The presentation made by the Planning Commission during Prime Minister’s consultation meeting with chief ministers on replacing the Plan panel with a new body has revealed what appears to be a closely guarded fact till now. The presentation — made available to the media Sunday — states that the Union Cabinet, in a meeting on August 13 this year, had “approved the repeal of the Cabinet Resolution” dated March 15, 1950 “by which the Planning Commission was set up”. Taken two days before the Prime Minister announced his government’s plan to replace the Planning Commission with a new institution during his Independence Day speech from Red Fort, this Cabinet decision — which also authorised the PM to finalise the contours of the new institution to replace the plan panel — was curiously not made public on that day or in the days that followed.

On party line

It is not a mere coincidence that the speeches of Congress chief ministers delivered at the meeting convened by the Prime Minister on Sunday to discuss the new body to replace the Planning Commission contained many identical sentences and phrases.

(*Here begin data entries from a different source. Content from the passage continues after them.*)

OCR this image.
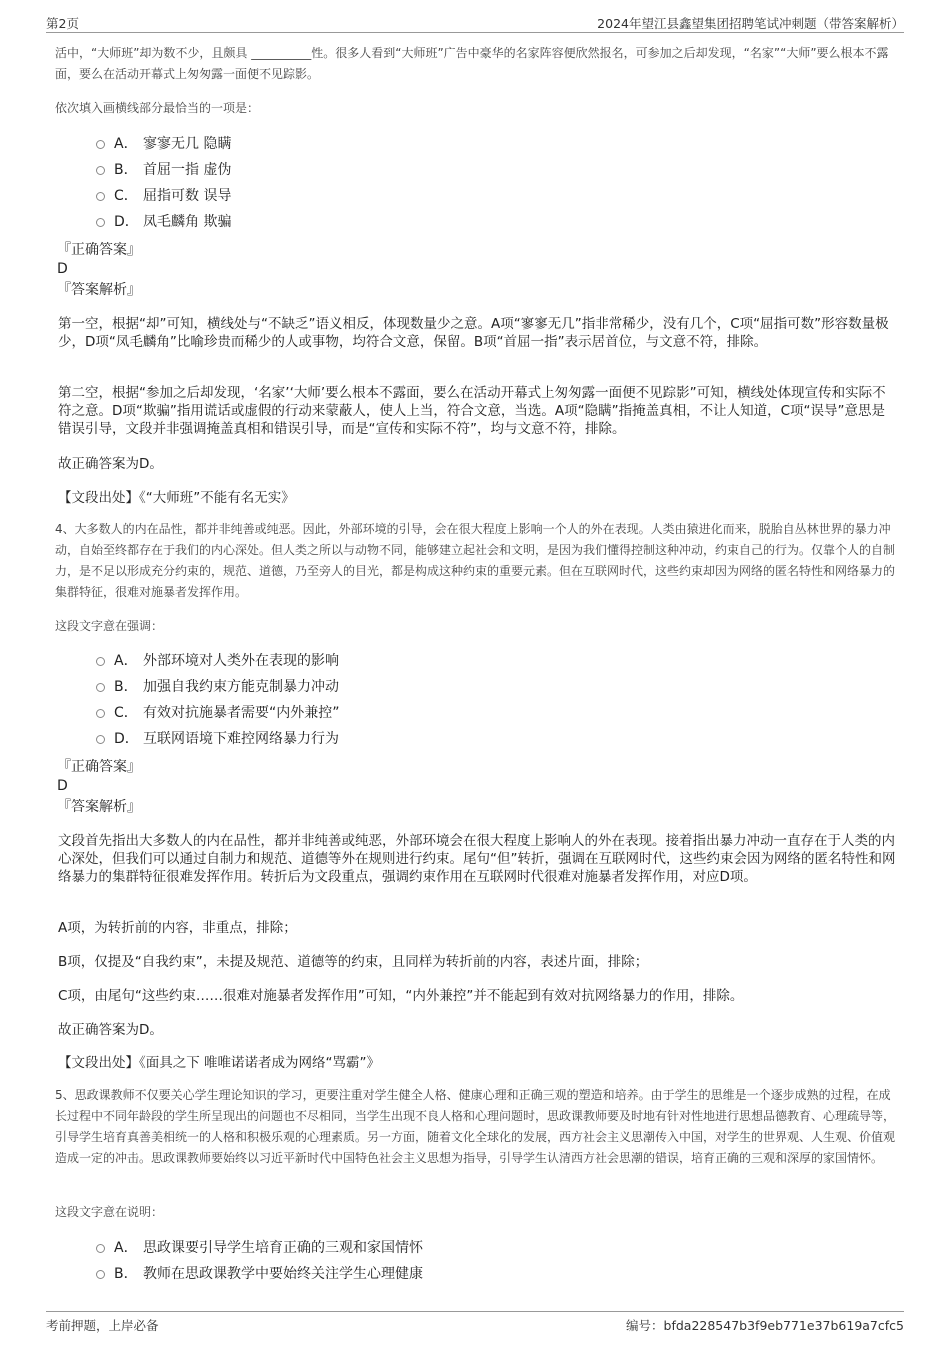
第2页	2024年望江县鑫望集团招聘笔试冲刺题（带答案解析）

活中，“大师班”却为数不少，且颇具 __________性。很多人看到“大师班”广告中豪华的名家阵容便欣然报名，可参加之后却发现，“名家”“大师”要么根本不露面，要么在活动开幕式上匆匆露一面便不见踪影。

依次填入画横线部分最恰当的一项是：

A． 寥寥无几 隐瞒
B． 首屈一指 虚伪
C． 屈指可数 误导
D． 凤毛麟角 欺骗
『正确答案』
D
『答案解析』

第一空，根据“却”可知，横线处与“不缺乏”语义相反，体现数量少之意。A项“寥寥无几”指非常稀少，没有几个，C项“屈指可数”形容数量极少，D项“凤毛麟角”比喻珍贵而稀少的人或事物，均符合文意，保留。B项“首屈一指”表示居首位，与文意不符，排除。

第二空，根据“参加之后却发现，‘名家’‘大师’要么根本不露面，要么在活动开幕式上匆匆露一面便不见踪影”可知，横线处体现宣传和实际不符之意。D项“欺骗”指用谎话或虚假的行动来蒙蔽人，使人上当，符合文意，当选。A项“隐瞒”指掩盖真相，不让人知道，C项“误导”意思是错误引导，文段并非强调掩盖真相和错误引导，而是“宣传和实际不符”，均与文意不符，排除。

故正确答案为D。

【文段出处】《“大师班”不能有名无实》

4、大多数人的内在品性，都并非纯善或纯恶。因此，外部环境的引导，会在很大程度上影响一个人的外在表现。人类由猿进化而来，脱胎自丛林世界的暴力冲动，自始至终都存在于我们的内心深处。但人类之所以与动物不同，能够建立起社会和文明，是因为我们懂得控制这种冲动，约束自己的行为。仅靠个人的自制力，是不足以形成充分约束的，规范、道德，乃至旁人的目光，都是构成这种约束的重要元素。但在互联网时代，这些约束却因为网络的匿名特性和网络暴力的集群特征，很难对施暴者发挥作用。

这段文字意在强调：

A． 外部环境对人类外在表现的影响
B． 加强自我约束方能克制暴力冲动
C． 有效对抗施暴者需要“内外兼控”
D． 互联网语境下难控网络暴力行为
『正确答案』
D
『答案解析』

文段首先指出大多数人的内在品性，都并非纯善或纯恶，外部环境会在很大程度上影响人的外在表现。接着指出暴力冲动一直存在于人类的内心深处，但我们可以通过自制力和规范、道德等外在规则进行约束。尾句“但”转折，强调在互联网时代，这些约束会因为网络的匿名特性和网络暴力的集群特征很难发挥作用。转折后为文段重点，强调约束作用在互联网时代很难对施暴者发挥作用，对应D项。

A项，为转折前的内容，非重点，排除；

B项，仅提及“自我约束”，未提及规范、道德等的约束，且同样为转折前的内容，表述片面，排除；

C项，由尾句“这些约束……很难对施暴者发挥作用”可知，“内外兼控”并不能起到有效对抗网络暴力的作用，排除。

故正确答案为D。

【文段出处】《面具之下 唯唯诺诺者成为网络“骂霸”》

5、思政课教师不仅要关心学生理论知识的学习，更要注重对学生健全人格、健康心理和正确三观的塑造和培养。由于学生的思维是一个逐步成熟的过程，在成长过程中不同年龄段的学生所呈现出的问题也不尽相同，当学生出现不良人格和心理问题时，思政课教师要及时地有针对性地进行思想品德教育、心理疏导等，引导学生培育真善美相统一的人格和积极乐观的心理素质。另一方面，随着文化全球化的发展，西方社会主义思潮传入中国，对学生的世界观、人生观、价值观造成一定的冲击。思政课教师要始终以习近平新时代中国特色社会主义思想为指导，引导学生认清西方社会思潮的错误，培育正确的三观和深厚的家国情怀。

这段文字意在说明：

A． 思政课要引导学生培育正确的三观和家国情怀
B． 教师在思政课教学中要始终关注学生心理健康
考前押题，上岸必备	编号：bfda228547b3f9eb771e37b619a7cfc5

The party’s shadow ministry groups formed to keep track of the government’s legislations and policies was at work. In this case, one gets to hear that the group on Commerce, Finance, External Affairs and I&B, comprising Veerappa Moily, Anand Sharma and Jyotiraditya Scindia, had circulated a background note to all Congress chief ministers to help them prepare for the meeting.

United they stand

A tacit understanding between the four parties — SP, JD(U), Trinamool and CPM — set to give dissent notes on the Insurance Bill in the Rajya Sabha may create roadblocks in the passage of the Bill. While Congress’s concerns have been largely addressed in the draft cleared by the Select Committee, the dissenting parties may create a ruckus in the RS where Bills are normally not passed when there is a din. Congress, on its part, may insist on a discussion. The game plan, according to sources, is to prevent the Bill from being passed before US president Barack Obama’s visit to India in January.

In a lighter vein

The Rajya Sabha, which ran normally after almost a week, witnessed an atmosphere of bonhomie. When deputy chairman P J Kurien allowed CPI’s D Raja to speak on the withdrawal of the Coal Mines (nationalisation) Amendment Bill 2000, but refused JD(U)’s K C Tyagi permission, the latter complained: “You are allowing Raja to speak and not the praja”. At this BJP’s Tarun Vijay quipped: “He is the raja of the proletariat.” When Kurien mispronounced SP’s Munawwar Salim’s name as what sounded like Manveer, Tyagi again jumped on his feet to correct him. Salim though was unfazed and said: “Salim is a very historical name, so that is enough.”